An additional criticism laid against modern hegemonic epistemology, is the method of knowledge production; it is extractive, exploitative, and distant. Within this method of knowledge production, previously colonised places are seen as data sites, much like Africa was (and still is) seen as a resource site to be mined of its raw materials for processing and packaging elsewhere. This means that the extracted data are most likely to be interpreted and understood in a decontextualised way, separated from its original source and meaning. Furthermore, the results benefit the researcher (with academic recognition) rather than it does the people that participated in the production of knowledge.
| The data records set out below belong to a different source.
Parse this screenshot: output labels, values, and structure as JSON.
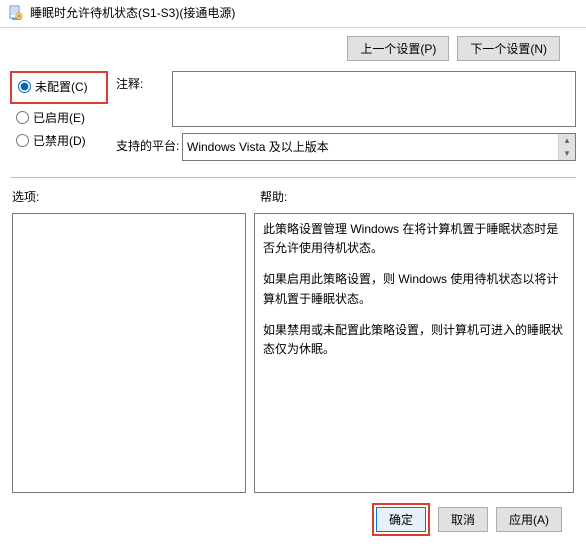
{
  "title": "睡眠时允许待机状态(S1-S3)(接通电源)",
  "nav": {
    "prev": "上一个设置(P)",
    "next": "下一个设置(N)"
  },
  "radios": {
    "not_configured": "未配置(C)",
    "enabled": "已启用(E)",
    "disabled": "已禁用(D)"
  },
  "comment": {
    "label": "注释:",
    "value": ""
  },
  "platform": {
    "label": "支持的平台:",
    "value": "Windows Vista 及以上版本"
  },
  "sections": {
    "options": "选项:",
    "help": "帮助:"
  },
  "help": {
    "p1": "此策略设置管理 Windows 在将计算机置于睡眠状态时是否允许使用待机状态。",
    "p2": "如果启用此策略设置，则 Windows 使用待机状态以将计算机置于睡眠状态。",
    "p3": "如果禁用或未配置此策略设置，则计算机可进入的睡眠状态仅为休眠。"
  },
  "footer": {
    "ok": "确定",
    "cancel": "取消",
    "apply": "应用(A)"
  }
}
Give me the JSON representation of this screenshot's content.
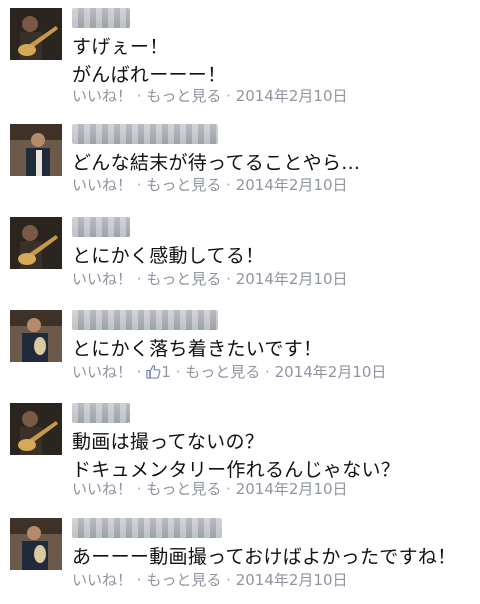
{
  "comments": [
    {
      "lines": [
        "すげぇー！",
        "がんばれーーー！"
      ],
      "like_label": "いいね！",
      "more_label": "もっと見る",
      "date": "2014年2月10日",
      "separator": "·"
    },
    {
      "lines": [
        "どんな結末が待ってることやら..."
      ],
      "like_label": "いいね！",
      "more_label": "もっと見る",
      "date": "2014年2月10日",
      "separator": "·"
    },
    {
      "lines": [
        "とにかく感動してる！"
      ],
      "like_label": "いいね！",
      "more_label": "もっと見る",
      "date": "2014年2月10日",
      "separator": "·"
    },
    {
      "lines": [
        "とにかく落ち着きたいです！"
      ],
      "like_label": "いいね！",
      "like_count": "1",
      "more_label": "もっと見る",
      "date": "2014年2月10日",
      "separator": "·"
    },
    {
      "lines": [
        "動画は撮ってないの？",
        "ドキュメンタリー作れるんじゃない？"
      ],
      "like_label": "いいね！",
      "more_label": "もっと見る",
      "date": "2014年2月10日",
      "separator": "·"
    },
    {
      "lines": [
        "あーーー動画撮っておけばよかったですね！"
      ],
      "like_label": "いいね！",
      "more_label": "もっと見る",
      "date": "2014年2月10日",
      "separator": "·"
    }
  ],
  "colors": {
    "meta_text": "#8f94a0",
    "like_accent": "#6d84b4",
    "comment_text": "#111111"
  },
  "icons": {
    "like_count_icon": "thumbs-up-icon"
  }
}
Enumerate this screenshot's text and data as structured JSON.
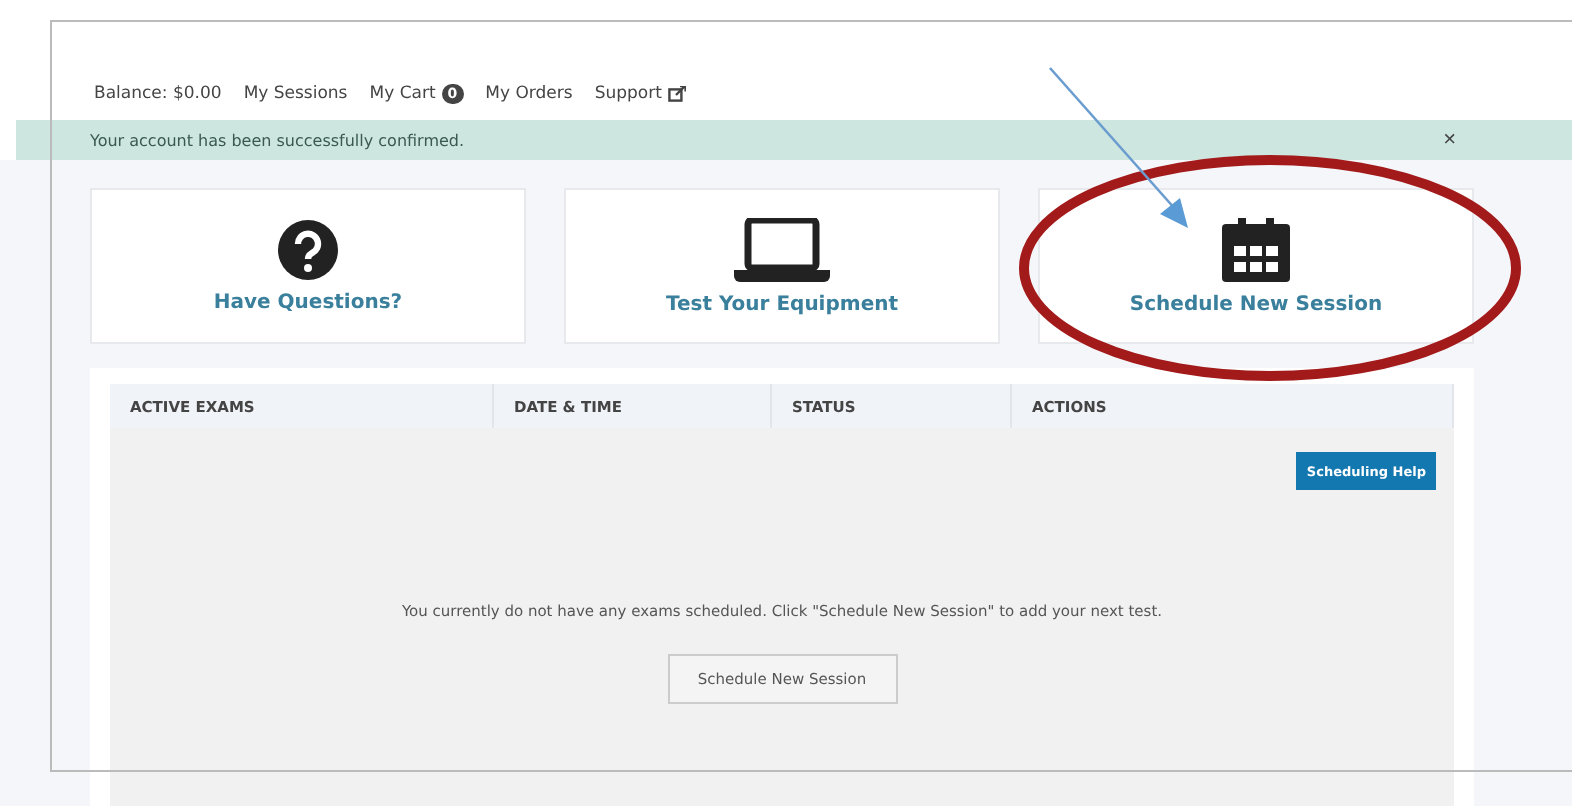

Decolonial theory, specifically decoloniality, addresses the abovementioned problems. First, decolonial scholars argue that knowledge is contextual and that its context should be stated to allow visibility of its shortcomings in different contexts. Secondly, knowledge production is not and should not be produced and validated only by hegemonic institutions. It recognises that theorisation happens outside the borders of hegemonic institutions as well, therefore locations outside the institutional borders should not be approached as sites for data collection only, but as sites that produce knowledge. Furthermore, data should be analysed and understood within that knowledge system. Lastly, and importantly, researchers should invest their time and resources in supporting the communities where they conduct their research. This is especially important for researchers that focus on addressing issues of the remnants of colonialism. Decolonial theory calls for an egalitarian epistemology and approach to knowledge production.
Decolonial scholars recognise that coloniality, just like colonialism, will not go away on its own or “fizzle out”. Its eradication requires critical conscientisation of the problematic system, developing new theory for analysis, and collectively acting for transformation.